Whales actively seeking humans


The title sounds like a Craigslist advertisement, but the topic is a fascinating one, currently detailed in an article in the New York Times magazine and featured on either PBS or BBC this week. Whales are actively seeking to make contact with humans; no one knows why. The whales involved are grey whales - the behemoths of the sea. Mother whales are actively shepherding their children up to boats, and the youngsters are rising out of the water to view the humans in the boats.
Eighteen feet of boat on open seas is in almost any circumstance a tenuous alignment. But to suddenly find yourself in that same small vessel above a fleet, 40-foot-long midsea mastodon — one whose fluke alone could, with a cursory flip, send you and your boat soaring skyward — is to know the pure, wonderfully edgeless fear of complete acquiescence...
And then, within moments, the mother was surfacing again off to our stern and doubling back in our direction, but this time with her newborn male in tow... The baby gray glided up to the boat’s edge, and then the whole of his long, hornbill-shaped head was rising up out of the water directly beside me, a huge, ovoid eye slowly opening to take me in. I’d never felt so beheld in my life...
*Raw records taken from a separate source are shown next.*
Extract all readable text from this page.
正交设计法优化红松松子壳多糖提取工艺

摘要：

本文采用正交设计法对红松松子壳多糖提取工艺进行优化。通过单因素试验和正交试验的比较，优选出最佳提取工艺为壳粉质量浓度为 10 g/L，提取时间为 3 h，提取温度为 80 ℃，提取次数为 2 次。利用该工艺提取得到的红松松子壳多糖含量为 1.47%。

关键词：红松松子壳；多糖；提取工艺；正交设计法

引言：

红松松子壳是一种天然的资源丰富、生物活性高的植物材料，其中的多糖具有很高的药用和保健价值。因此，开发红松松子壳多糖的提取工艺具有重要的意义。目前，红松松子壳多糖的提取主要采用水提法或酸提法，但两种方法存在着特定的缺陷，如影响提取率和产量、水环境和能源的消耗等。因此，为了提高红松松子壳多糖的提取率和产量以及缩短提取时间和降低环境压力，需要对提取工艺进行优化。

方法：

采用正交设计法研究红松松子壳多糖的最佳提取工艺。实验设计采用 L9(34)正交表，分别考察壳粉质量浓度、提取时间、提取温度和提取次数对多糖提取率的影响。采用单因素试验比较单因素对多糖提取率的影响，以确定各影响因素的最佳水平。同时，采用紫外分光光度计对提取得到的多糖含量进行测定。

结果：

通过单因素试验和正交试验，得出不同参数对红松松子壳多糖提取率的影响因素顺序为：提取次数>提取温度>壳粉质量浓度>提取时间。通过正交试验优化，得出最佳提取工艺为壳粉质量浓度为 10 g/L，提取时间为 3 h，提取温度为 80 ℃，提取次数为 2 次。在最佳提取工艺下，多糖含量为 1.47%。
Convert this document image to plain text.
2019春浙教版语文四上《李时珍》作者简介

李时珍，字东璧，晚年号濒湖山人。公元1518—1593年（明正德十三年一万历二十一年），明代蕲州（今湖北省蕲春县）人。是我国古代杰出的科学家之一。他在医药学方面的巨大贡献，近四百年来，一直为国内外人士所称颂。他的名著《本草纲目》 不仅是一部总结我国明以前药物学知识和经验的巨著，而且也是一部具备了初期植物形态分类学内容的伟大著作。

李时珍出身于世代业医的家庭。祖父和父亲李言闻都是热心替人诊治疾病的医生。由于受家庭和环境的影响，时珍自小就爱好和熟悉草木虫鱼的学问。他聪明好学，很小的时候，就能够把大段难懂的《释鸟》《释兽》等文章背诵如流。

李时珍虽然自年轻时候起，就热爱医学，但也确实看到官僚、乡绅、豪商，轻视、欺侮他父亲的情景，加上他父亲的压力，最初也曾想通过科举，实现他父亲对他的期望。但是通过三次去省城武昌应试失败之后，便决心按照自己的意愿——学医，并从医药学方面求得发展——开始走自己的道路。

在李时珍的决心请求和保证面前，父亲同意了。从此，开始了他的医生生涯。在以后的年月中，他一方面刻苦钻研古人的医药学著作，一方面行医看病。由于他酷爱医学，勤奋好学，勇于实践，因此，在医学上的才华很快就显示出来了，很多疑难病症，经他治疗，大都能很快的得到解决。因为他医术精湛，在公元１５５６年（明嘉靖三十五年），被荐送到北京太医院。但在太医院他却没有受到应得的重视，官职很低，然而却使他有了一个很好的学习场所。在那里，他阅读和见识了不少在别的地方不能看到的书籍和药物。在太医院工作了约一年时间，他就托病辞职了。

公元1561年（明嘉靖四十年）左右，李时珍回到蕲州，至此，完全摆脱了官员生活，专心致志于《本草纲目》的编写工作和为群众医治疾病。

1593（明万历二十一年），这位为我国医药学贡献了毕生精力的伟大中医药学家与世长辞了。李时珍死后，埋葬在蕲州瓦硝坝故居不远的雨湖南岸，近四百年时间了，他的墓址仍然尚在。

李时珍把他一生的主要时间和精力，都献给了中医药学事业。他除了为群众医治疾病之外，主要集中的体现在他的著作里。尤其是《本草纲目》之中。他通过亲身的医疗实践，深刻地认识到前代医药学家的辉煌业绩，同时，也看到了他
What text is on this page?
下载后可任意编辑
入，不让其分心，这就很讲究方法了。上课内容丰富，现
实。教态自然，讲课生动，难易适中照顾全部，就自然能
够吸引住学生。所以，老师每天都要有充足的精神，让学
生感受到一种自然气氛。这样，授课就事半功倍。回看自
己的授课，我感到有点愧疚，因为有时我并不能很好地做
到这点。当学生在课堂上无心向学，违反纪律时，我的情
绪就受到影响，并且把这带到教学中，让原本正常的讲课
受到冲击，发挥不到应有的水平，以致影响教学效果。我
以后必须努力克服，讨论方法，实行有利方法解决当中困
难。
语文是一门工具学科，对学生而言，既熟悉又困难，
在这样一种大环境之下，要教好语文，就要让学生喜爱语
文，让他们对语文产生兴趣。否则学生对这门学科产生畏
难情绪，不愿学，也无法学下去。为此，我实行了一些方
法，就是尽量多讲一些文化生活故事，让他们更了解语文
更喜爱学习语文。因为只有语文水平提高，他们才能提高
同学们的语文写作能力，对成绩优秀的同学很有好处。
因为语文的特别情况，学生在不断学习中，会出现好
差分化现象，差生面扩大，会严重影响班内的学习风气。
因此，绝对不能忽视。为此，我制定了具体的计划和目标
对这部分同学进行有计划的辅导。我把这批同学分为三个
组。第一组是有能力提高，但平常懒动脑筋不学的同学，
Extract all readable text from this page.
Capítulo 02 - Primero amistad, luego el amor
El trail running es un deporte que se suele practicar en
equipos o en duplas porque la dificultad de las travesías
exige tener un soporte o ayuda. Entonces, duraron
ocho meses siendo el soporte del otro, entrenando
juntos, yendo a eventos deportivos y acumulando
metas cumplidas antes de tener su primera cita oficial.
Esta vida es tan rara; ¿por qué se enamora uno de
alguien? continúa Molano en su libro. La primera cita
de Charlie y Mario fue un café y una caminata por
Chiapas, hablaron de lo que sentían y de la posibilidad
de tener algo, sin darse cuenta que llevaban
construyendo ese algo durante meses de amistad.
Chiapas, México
...there’s something very potent occurring here from a behavioral and a biological perspective. I mean, I’d put my career on the line and challenge anybody to say that these whales are not actively soliciting and engaging in a form of communication with humans, both through eye contact and tactile interaction and perhaps acoustically in ways that we have not yet determined. I find the reality of it far more enthralling than all our past whale mythology.”